• KANAL BERITA

Pemkab Aceh Tengah Belajar Konsep Wisata Edukasi Kopi di Jambu

Bupati Aceh Tengah, Shabela Abubakar menyerahkan cinderamata kepada Camat Jambu, Edy Sukarno disela kunjungannya ke Kelompok Tani Rahayu 4 di Dusun Sirap, Desa Kelurahan, Jambu, Kabupaten Semarang, Senin (14/10) sore. (suaramerdeka.com/dok)
Bupati Aceh Tengah, Shabela Abubakar menyerahkan cinderamata kepada Camat Jambu, Edy Sukarno disela kunjungannya ke Kelompok Tani Rahayu 4 di Dusun Sirap, Desa Kelurahan, Jambu, Kabupaten Semarang, Senin (14/10) sore. (suaramerdeka.com/dok)

SEMARANG, suaramerdeka.com - Pemerintah Kabupaten (Pemkab) Aceh Tengah, mengunjungi Wisata Edukasi Kopi yang dikembangkan oleh Kelompok Tani Rahayu 4 di Dusun Sirap, Desa Kelurahan, Jambu, Kabupaten Semarang. Selama sehari kemarin, rombongan yang dipimpin langsung oleh Bupati Aceh Tengah, Shabela Abubakar, banyak mendapat informasi terkait tata kelola dan manajemen konsep wisata edukasi.

“Kami ingin belajar, bagaimana konsep wisata edukasi dan menikmati kopi langsung di kebunnya dari kelompok tani di Dusun Sirap ini,” kata Bupati Shabela Abubakar, Senin (14/10) sore.

Ada pun rombongan yang dibawa, terdiri dari sembilan orang camat dari total 14 camat yang ada di Kabupaten Aceh Tengah. Meliputi Camat Bebesen, Kebayakan, Bies, Pegasing, Atu Lintang, Linge, Kute Panang, Jagong Jeget, dan Camat Bintang.

“Mereka ini, adalah para camat yang wilayahnya menjadi penghasil Kopi Gayo,” ungkapnya.

Tata kelola dan manajemen tentang menanam kopi robusta, lanjut dia, harus dipahami betul. Menyusul, pihaknya berencana menanam atau mengembangkan tanaman kopi robusta pada lahan seluas lebih kurang 200.000 hektare.

Sebagaimana diketahui, Kabupaten Aceh Tengah dikenal sebagai daerah penghasil kopi arabika varietas Gayo. Komoditas kopi unggulan tadi, ditanam di lahan seluas 49.000 hektare. Dari luasan lahan itu, Kabupaten Aceh Tengah rata-rata bisa melakukan ekspor kopi sebanyak 35.000 ton/tahun ke berbagai Negara di Eropa. Termasuk Amerika, Kanada, dan beberapa Negara Asia.
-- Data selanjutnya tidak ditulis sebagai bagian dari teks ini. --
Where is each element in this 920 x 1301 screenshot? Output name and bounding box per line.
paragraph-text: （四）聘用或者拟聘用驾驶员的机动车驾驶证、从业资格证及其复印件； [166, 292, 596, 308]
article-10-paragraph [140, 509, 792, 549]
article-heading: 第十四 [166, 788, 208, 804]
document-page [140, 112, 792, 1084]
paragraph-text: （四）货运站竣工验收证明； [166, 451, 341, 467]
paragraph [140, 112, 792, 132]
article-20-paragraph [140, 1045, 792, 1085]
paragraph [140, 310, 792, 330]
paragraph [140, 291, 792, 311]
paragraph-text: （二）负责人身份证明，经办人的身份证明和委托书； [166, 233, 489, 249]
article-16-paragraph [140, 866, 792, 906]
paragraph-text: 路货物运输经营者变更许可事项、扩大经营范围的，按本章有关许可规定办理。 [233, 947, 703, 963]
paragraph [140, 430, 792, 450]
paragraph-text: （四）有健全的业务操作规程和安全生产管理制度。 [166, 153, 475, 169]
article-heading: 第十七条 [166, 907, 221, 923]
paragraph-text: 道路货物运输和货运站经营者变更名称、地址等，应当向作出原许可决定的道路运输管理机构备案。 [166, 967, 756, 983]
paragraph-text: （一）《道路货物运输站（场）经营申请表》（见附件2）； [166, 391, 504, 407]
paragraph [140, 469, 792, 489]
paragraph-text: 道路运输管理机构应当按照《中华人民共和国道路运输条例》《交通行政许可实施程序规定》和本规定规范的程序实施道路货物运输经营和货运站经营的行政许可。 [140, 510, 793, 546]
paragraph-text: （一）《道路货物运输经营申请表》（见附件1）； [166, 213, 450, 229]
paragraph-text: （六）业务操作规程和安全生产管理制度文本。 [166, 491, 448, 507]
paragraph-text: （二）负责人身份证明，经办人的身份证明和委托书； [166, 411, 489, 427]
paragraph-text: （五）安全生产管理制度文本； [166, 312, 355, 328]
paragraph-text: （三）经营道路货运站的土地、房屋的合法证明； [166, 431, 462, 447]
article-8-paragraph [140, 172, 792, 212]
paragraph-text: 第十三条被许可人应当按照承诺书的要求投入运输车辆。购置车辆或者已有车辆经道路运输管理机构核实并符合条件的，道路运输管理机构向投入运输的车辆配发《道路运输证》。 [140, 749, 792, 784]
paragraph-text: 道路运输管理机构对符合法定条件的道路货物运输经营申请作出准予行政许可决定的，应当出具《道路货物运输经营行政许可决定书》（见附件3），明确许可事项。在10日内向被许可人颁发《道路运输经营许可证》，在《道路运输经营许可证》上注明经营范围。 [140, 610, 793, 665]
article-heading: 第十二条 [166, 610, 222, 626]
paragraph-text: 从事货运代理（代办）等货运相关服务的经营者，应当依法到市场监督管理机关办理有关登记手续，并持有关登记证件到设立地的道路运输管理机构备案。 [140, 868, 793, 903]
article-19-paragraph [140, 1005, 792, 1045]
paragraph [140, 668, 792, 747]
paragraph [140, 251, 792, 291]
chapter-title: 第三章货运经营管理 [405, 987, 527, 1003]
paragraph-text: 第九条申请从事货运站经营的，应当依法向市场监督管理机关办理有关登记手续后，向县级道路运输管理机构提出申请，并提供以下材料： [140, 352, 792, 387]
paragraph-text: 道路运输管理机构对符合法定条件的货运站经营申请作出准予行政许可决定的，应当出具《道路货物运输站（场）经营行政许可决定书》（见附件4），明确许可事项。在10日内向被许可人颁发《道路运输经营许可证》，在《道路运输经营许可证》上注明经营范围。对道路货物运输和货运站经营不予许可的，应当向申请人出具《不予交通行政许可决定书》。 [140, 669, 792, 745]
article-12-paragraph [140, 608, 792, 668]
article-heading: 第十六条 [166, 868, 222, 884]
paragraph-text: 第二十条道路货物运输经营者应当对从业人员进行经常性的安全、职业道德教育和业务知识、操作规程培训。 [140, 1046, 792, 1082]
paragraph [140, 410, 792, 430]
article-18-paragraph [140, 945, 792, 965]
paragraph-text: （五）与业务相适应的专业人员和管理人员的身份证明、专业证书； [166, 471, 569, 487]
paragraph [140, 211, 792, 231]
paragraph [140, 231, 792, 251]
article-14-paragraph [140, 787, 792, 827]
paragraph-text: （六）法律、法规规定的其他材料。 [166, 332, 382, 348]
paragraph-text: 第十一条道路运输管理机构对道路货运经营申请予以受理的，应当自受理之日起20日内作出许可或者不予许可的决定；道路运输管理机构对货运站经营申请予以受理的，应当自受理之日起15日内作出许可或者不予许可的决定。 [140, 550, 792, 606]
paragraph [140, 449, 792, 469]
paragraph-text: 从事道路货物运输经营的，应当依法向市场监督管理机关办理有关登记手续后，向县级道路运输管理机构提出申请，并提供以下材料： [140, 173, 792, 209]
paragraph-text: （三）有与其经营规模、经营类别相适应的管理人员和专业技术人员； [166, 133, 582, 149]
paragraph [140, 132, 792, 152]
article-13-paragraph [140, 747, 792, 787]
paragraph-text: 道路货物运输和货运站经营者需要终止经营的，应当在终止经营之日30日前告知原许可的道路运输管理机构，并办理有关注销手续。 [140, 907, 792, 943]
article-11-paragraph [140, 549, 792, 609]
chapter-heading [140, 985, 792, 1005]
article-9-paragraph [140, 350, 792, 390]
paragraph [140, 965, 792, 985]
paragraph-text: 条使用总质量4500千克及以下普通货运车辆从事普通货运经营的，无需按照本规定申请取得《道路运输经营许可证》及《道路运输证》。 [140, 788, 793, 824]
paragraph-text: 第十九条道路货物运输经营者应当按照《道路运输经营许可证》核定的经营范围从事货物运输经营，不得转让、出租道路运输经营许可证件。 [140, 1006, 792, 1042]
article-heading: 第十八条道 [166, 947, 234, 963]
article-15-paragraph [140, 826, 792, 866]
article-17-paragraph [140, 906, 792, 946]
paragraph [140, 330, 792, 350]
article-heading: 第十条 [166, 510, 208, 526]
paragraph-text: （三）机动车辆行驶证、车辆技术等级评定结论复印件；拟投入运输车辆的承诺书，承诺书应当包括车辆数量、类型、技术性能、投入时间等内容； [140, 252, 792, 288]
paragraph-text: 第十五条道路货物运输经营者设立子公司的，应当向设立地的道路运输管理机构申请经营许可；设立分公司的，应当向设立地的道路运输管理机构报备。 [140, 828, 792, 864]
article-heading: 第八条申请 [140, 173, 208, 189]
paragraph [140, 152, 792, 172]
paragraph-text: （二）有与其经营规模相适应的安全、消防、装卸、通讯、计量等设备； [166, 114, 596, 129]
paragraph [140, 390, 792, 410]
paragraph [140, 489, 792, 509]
“Apakah bibit kopi dari sini bisa dibawa untuk dikembangkan di Aceh Tengah? Itu pun hendak kami jajaki,” ucap Shabela Abubakar.

Kepala Barenlitbangda Kabupaten Semarang, Anang Dwinanta mengatakan, masukan dan pengalaman mengelola kopi dari Pemkab Aceh Tengah bisa menjadi pengalaman baru bagi kelompok tani mau pun penyuluh yang ada di Kabupaten Semarang. Di antaranya terkait upaya mempertahankan penggunaan pupuk organik.

“Soal rasa, kopi memang sensitif sekali. Bisa saja berubah seiring dengan perubahan iklim, sehingga tukar pengalaman seperti ini menjadi penting bagi petani kami,” kata Anang.

Camat Jambu, Edy Sukarno menambahkan, ketika bicara budidaya kopi, Aceh Tengah memang tempatnya. Pasalnya wilayah tersebut sudah terkenal sebagai penghasil kopi berkualitas. Sementara, di Jambu dikenal memiliki keunikan. Salah satunya dengan mengembangkan kebun kopi robusta sebagai wahana wisata edukasi. Pengunjung yang datang bisa belajar budidaya hingga pengolahan biji kopi.